Louis sen. Bechstein

*26.08.1848 Württemberg DEU †24.07.1923 Burgdorf BE

Heimatort(e)
Gadmen BE, Burgdorf BE (1892)
Namensvarianten
Christian Ludwig Bechstein-Siegrist
Tätigkeit(en)
Atelierfotograf:in
Bildgattung(en)
Personen,
Porträt,
Landschaft,
Architektur,
Ortsbild,
Industrie,
Tiere,
Gewerbe
Arbeitsorte
Burgdorf BE 1878 – 1923
Einzelporträt aus der Porträtserie des Schweizer Photographen Vereins 1894-1940

Biografie

Nachfolger von Emma Wüthrich, Vorgänger von Louis jun. Bechstein.
Vater von Louis jun. Bechstein.
Gründungsmitglied Schweizerischer Photographen Verein (SPhV) (1886-1918, Ehrenmitglied 1921-1923).

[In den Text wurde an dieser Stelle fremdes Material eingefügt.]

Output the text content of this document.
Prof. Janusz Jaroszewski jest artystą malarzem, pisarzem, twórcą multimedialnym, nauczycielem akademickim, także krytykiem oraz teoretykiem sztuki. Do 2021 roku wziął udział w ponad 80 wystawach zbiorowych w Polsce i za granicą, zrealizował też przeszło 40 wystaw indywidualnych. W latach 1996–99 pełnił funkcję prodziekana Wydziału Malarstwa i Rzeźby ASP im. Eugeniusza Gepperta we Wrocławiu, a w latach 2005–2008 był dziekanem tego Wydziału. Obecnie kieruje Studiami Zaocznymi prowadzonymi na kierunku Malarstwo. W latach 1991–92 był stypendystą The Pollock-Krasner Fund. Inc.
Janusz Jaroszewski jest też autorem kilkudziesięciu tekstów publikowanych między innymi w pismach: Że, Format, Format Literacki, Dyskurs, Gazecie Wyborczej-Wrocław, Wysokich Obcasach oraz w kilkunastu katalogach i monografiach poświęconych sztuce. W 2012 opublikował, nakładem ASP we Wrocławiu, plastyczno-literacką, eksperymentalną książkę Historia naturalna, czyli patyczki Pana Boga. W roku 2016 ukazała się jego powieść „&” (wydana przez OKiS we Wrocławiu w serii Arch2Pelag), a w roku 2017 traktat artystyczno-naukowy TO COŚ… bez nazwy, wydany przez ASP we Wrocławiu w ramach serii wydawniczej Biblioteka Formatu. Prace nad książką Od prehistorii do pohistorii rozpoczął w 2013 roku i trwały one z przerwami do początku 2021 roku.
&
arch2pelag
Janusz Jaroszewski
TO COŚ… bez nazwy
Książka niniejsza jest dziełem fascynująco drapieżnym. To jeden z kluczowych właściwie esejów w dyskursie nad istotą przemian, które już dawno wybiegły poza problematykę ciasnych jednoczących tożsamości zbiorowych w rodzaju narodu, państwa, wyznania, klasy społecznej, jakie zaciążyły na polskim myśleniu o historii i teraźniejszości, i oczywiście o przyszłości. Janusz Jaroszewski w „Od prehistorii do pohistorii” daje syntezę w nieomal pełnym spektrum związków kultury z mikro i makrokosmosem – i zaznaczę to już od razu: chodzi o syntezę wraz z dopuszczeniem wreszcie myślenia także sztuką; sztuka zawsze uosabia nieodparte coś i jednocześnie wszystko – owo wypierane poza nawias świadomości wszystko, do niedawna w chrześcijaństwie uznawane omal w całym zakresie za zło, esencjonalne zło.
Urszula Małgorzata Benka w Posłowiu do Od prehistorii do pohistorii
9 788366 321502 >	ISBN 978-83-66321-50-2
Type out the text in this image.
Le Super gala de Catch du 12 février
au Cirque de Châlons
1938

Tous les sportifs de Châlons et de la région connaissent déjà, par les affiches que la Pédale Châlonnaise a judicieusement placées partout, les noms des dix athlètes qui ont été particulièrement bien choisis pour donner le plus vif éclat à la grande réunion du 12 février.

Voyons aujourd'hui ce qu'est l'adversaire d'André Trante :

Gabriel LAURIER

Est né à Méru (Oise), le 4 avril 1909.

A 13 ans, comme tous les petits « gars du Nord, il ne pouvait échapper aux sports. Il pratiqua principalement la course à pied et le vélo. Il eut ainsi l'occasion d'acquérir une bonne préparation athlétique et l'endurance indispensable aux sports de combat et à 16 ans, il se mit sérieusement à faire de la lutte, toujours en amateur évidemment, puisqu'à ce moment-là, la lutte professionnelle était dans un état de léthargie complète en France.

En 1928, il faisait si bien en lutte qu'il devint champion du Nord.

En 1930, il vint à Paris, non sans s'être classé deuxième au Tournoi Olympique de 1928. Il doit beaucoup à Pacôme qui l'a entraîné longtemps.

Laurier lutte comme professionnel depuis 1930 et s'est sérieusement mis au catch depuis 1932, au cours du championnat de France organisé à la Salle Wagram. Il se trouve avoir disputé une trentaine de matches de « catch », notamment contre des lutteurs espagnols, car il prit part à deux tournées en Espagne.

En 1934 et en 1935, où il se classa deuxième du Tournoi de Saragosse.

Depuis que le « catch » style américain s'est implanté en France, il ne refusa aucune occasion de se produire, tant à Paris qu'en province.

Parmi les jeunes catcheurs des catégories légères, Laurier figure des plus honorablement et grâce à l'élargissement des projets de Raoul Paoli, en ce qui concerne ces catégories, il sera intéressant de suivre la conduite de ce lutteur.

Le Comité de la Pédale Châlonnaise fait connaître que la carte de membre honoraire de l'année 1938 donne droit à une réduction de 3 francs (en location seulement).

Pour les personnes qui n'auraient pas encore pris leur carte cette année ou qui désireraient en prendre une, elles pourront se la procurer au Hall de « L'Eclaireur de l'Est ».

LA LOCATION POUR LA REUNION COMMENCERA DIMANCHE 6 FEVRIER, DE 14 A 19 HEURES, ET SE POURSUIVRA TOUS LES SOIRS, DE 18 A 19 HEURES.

Im Revolutionsjahr 1848 in Lauffen a. Neckar im Königreich Württemberg geboren, wuchs Louis Bechstein als uneheliches Kind auf. Nach Abschluss einer Schuhmacherlehre arbeitete er bei einem Fotografen in Calw (Württemberg) und kam 1877 als Angestellter und Stellvertreter von Emma Wüthrich nach Burgdorf. 1878 übernahm er das Atelier und machte dieses rasch zu einem blühenden Unternehmen. 1884 liess er den aus der Zeit Wilhelm Schaufelbergers stammenden Atelierbau abbrechen und von Robert Roller ll neu bauen. Beim Übergang des Geschäfts an die nächste Generation wurde ein nächster Atelierbau in Angriff genommen. Die Ausführung übernahm Ernst Bechstein (1889-1960), der jüngste Sohn des Fotografen. Der Bau, der heute noch steht (Friedeggstrasse), wurde 1913 bezogen. Louis Bechstein senior erhielt 1882 das Schweizer Bürgerrecht und wurde 1892 in die Burgdorfer Burgerschaft aufgenommen.

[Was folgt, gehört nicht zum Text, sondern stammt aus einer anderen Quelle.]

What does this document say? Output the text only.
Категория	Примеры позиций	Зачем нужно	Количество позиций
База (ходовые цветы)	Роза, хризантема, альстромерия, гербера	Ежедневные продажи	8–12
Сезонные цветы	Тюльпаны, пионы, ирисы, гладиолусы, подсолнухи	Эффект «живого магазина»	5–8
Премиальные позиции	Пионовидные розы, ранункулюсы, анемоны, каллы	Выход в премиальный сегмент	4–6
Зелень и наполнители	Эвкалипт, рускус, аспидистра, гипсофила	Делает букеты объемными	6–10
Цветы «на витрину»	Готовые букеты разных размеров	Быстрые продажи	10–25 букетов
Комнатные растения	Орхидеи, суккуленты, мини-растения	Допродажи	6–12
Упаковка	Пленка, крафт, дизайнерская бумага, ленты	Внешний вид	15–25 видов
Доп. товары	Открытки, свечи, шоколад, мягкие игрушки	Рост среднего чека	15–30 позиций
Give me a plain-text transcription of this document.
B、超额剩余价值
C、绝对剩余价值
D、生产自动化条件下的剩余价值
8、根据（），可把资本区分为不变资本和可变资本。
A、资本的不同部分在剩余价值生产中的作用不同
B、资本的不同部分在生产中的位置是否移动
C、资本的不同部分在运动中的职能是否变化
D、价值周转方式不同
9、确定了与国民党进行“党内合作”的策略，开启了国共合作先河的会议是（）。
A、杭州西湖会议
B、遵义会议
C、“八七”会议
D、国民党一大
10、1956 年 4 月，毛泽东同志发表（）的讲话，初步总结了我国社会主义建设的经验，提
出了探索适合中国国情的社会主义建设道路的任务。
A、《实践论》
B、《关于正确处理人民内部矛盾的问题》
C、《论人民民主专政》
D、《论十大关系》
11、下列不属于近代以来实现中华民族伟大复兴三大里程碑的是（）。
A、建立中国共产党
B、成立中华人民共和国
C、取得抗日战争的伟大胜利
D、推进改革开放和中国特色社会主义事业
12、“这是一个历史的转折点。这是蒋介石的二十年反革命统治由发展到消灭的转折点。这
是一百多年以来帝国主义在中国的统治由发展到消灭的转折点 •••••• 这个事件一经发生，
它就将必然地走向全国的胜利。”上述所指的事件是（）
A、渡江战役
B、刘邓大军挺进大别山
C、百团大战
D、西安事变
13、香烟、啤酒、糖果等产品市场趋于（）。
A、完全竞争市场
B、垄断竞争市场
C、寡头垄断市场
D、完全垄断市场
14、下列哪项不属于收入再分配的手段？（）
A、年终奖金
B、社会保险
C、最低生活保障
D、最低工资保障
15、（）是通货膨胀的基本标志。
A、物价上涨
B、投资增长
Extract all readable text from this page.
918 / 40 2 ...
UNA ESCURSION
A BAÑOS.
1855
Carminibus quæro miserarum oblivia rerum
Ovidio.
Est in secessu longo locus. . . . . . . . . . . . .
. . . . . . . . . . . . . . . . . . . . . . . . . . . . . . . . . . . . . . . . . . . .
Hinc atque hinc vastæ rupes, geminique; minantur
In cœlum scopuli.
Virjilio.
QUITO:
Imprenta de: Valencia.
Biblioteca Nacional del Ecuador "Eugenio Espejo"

Louis Bechstein gehörte zur Generation Atelierfotografen, welche die Konsolidierung und Verbreitung des Gewerbes einleiteten. Das Atelier mit oft mehreren Angestellten und Lehrlingen war Ort einer Laufbahn, die Bechstein zu Wohlstand und Ansehen verhalf. In den 1890er Jahren wies er ein Einkommen aus, das demjenigen eines leitenden Bankangestellten entsprach. Zentrales Tätigkeitsfeld waren die Personenaufnahmen. Bis nach 1900 entstanden Cartes de visite in den üblichen Normformaten. Für Gruppen und Vereine liefert Bechstein die Fotografien auch in grösseren Formaten kaschiert auf Karton aus. Bei seinen Berufskollegen und der Kundschaft war er weit über Burgdorf hinaus als Porträtist geschätzt. Von Beginn weg arbeitete Bechstein auch ausserhalb des Ateliers, sei es für Ortsbilder, Landschaften, Architekturfotos und Aufnahmen für Industrie und Gewerbe. Zusätzlich machte er Fotos für Behörden, Gericht und Polizei, ab der Jahrhundertwende vereinzelt auch für Illustrierte.
Ortsbilder entstanden anfänglich im Zusammenhang mit Festen (Solennität), später für den Verlags-Verkauf in der lokalen Buchhandlung Langlois. Nach 1900 produzierte das Atelier Foto-Postkarten mit Sujets aus dem ganzen Kanton Bern. Landschaften stammen aus der weiteren Region Burgdorf und zeichnen sich durch eine hohe Qualität aus. Für Industrie und Gewerbe war Bechstein lange der einzige Fotograf am Platz. Kleinbetriebe gehörten zu seiner Kundschaft, aber auch grosse Firmen wie die Maschinenfabrik Aebi (Burgdorf), die Giesserei Heiniger Wegmann (Oberburg) oder das Baugeschäft Gribi (Burgdorf).